Republicans remain deeply divided over the healthcare overhaul, which is President Donald Trump’s first major legislative initiative. It aims to fulfill his campaign pledge to repeal and replace the Affordable Care Act, popularly known as Obamacare, the signature healthcare program of his Democratic predecessor, Barack Obama.

Democrats say the Republican plan could throw millions off health insurance and hurt the elderly, poor and working families while giving tax cuts to the rich.

“We think we should be offering even more assistance than the bill currently does” for lower-income people age 50 to 64, Ryan, the top Republican in Congress, said of the tax credits for health insurance that are proposed in the legislation.

Ryan also said Republicans were working on changes that would allow federal block grants to states for Medicaid and permit states to impose a work requirement for able-bodied Medicaid recipients.

Trump told reporters in a brief conversation aboard Air Force One that he had meetings about healthcare reform in Florida at the weekend and that the effort to sell the proposal was going well.

He has been wooing lawmakers to vote for the bill and won the backing of a dozen conservative lawmakers on Friday after an Oval Office meeting in which the president endorsed a work requirement and block-grant option for Medicaid.

Trump is set to meet Ezekiel Emanuel, a health policy special adviser under Obama who helped shape the Affordable Care Acton, at the White House on Monday, along with Ryan and Health and Human Services Secretary Tom Price.

Block grants would give states a set amount of money to cover people on the Medicaid program and provide flexibility in spending decisions. However, there is no guarantee funding would keep up with future demands.

“TRYING TO FIX BILL”

While Ryan said he felt “very good” about the health bill’s prospects in the House, a leading conservative lawmaker, Representative Mark Meadows, told the C-Span “Newsmakers” program that there were currently 40 Republican “no” votes in the House.

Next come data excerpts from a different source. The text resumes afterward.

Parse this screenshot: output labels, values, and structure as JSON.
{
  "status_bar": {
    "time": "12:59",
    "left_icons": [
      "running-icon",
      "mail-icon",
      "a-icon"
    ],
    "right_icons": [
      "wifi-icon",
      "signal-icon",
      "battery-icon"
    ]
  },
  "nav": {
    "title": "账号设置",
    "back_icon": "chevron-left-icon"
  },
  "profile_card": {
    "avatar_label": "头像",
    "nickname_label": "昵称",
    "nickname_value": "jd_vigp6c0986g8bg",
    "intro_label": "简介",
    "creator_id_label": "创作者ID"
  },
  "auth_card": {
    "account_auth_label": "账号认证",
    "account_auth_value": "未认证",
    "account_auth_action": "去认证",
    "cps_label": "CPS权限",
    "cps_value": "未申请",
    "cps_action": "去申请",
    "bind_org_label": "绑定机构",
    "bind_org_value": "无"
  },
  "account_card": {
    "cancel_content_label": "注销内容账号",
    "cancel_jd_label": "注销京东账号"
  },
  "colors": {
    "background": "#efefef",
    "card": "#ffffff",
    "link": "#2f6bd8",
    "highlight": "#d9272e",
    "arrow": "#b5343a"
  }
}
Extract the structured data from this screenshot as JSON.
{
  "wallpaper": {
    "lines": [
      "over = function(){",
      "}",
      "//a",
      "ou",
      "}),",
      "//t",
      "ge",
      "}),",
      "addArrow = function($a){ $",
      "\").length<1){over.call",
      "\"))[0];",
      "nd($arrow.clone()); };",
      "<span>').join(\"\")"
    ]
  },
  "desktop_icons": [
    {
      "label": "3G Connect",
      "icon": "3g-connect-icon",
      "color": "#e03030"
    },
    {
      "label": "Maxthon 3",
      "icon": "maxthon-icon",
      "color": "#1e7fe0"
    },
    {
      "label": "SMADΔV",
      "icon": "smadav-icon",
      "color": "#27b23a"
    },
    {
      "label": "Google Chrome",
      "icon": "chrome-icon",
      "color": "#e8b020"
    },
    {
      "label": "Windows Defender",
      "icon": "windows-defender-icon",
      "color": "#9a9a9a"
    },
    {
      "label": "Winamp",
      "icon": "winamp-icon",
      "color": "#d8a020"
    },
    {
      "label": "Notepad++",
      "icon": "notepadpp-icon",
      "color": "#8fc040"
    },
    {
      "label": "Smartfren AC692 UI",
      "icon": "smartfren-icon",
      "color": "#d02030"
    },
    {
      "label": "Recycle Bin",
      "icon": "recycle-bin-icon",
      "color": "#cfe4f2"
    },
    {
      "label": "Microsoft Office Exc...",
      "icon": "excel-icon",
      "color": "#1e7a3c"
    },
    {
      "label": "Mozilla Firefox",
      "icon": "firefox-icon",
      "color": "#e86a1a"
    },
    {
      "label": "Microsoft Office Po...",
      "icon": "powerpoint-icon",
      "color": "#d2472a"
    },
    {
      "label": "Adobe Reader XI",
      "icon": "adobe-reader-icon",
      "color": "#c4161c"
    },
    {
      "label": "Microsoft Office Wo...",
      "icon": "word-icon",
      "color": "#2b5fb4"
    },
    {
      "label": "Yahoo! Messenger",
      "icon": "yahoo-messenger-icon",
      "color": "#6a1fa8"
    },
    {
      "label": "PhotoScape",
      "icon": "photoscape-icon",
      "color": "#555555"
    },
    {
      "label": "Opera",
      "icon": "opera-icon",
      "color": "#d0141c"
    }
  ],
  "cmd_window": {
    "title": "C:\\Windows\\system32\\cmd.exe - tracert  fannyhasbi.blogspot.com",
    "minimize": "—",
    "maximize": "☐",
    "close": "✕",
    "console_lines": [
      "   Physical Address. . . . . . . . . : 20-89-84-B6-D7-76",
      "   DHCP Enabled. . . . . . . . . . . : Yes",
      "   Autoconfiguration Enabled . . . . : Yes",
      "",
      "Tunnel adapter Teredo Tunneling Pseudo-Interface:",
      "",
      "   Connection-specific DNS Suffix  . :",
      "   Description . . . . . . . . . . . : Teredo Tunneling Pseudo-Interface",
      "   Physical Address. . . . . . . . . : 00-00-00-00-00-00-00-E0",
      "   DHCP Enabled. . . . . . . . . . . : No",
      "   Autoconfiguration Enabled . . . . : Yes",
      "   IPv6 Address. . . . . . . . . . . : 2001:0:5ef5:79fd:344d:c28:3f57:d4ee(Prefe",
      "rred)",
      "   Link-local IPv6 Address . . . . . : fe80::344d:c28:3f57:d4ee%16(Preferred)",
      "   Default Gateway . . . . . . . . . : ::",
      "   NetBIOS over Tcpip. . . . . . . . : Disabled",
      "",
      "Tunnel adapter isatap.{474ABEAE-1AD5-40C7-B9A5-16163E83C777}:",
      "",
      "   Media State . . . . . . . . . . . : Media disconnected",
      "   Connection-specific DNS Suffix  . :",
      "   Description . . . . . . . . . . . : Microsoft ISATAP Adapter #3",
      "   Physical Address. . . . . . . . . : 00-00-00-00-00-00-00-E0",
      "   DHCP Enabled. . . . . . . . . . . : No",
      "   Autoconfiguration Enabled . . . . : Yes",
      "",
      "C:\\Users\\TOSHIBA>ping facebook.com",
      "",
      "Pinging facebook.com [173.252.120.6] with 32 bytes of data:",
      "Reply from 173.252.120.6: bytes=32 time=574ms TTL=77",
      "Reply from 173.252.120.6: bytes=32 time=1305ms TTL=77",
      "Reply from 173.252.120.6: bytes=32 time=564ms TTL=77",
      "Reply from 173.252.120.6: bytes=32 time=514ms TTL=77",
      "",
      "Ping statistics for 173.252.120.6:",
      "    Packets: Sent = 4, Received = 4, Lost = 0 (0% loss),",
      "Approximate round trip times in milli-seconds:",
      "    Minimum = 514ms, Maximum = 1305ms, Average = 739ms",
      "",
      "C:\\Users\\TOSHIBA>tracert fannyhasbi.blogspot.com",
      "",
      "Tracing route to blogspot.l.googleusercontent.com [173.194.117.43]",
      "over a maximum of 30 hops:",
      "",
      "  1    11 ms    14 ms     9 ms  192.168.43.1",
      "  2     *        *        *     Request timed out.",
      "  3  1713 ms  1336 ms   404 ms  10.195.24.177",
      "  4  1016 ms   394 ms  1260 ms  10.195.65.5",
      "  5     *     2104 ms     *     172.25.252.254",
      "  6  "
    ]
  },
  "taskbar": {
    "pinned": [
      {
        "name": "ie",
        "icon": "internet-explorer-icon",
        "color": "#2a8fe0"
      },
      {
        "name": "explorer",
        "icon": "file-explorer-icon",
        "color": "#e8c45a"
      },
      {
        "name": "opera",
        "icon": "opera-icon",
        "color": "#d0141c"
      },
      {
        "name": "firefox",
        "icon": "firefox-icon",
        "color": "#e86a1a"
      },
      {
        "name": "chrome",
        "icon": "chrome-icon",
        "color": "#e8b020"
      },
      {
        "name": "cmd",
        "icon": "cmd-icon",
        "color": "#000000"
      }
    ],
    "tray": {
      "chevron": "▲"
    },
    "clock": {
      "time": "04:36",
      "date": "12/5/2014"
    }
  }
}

Republicans hold a majority in the chamber but cannot afford to have more than 21 defections for the measure to pass.

Meadows and two other Republican opponents of the bill, Senators Mike Lee of Utah and Ted Cruz of Texas, met at Trump’s Mar-a-Lago estate in Florida on Saturday “negotiating with the president’s team, trying to fix this bill,” Cruz told CBS’ “Face the Nation.”

North Carolina Republican Meadows said the changes being considered for the Medicaid program would not go far enough if they left it up to states to decide whether to put in place a work requirement.

Price acknowledged the tough negotiations, telling ABC’s “This Week”: “It’s a fine needle that needs to be thread, there’s no doubt about it.”

The healthcare bill would face significant challenges in the Senate even if it were to pass the House.

Senator Tom Cotton, a conservative Arkansas Republican, said the bill would not reduce premiums for people on the private insurance market. “It’s fixable, but it’s going to take a lot of work,” Cotton said on CNN’s “State of the Union.”

Moderate Republicans have also expressed concerns about the bill, and their worries are often not the same as that of conservatives.

Speaking on NBC’s “Meet the Press,” Republican Senator Susan Collins of Maine worried the bill would harm older Americans, and shift Medicaid costs to states – something critics say a block-grant approach would only make worse.

Collins said coverage issues must also be dealt with, citing a report from the Congressional Budget Office that said 14 million people would lose health coverage under the House bill over the next year and 24 million over the next decade.

Affordability has been one of the bigger concerns that insurers and hospital groups have raised about the legislation. To the extent that a change in tax credits makes healthcare more affordable for some people, insurers and hospitals could stand to benefit.

The BlueCross BlueShield Association emphasized the need for the replacement to be affordable when the draft of the healthcare bill was released earlier this month. The association represents BCBS insurers that cover the vast majority of the roughly 10 million people enrolled in 2017 Obamacare plans.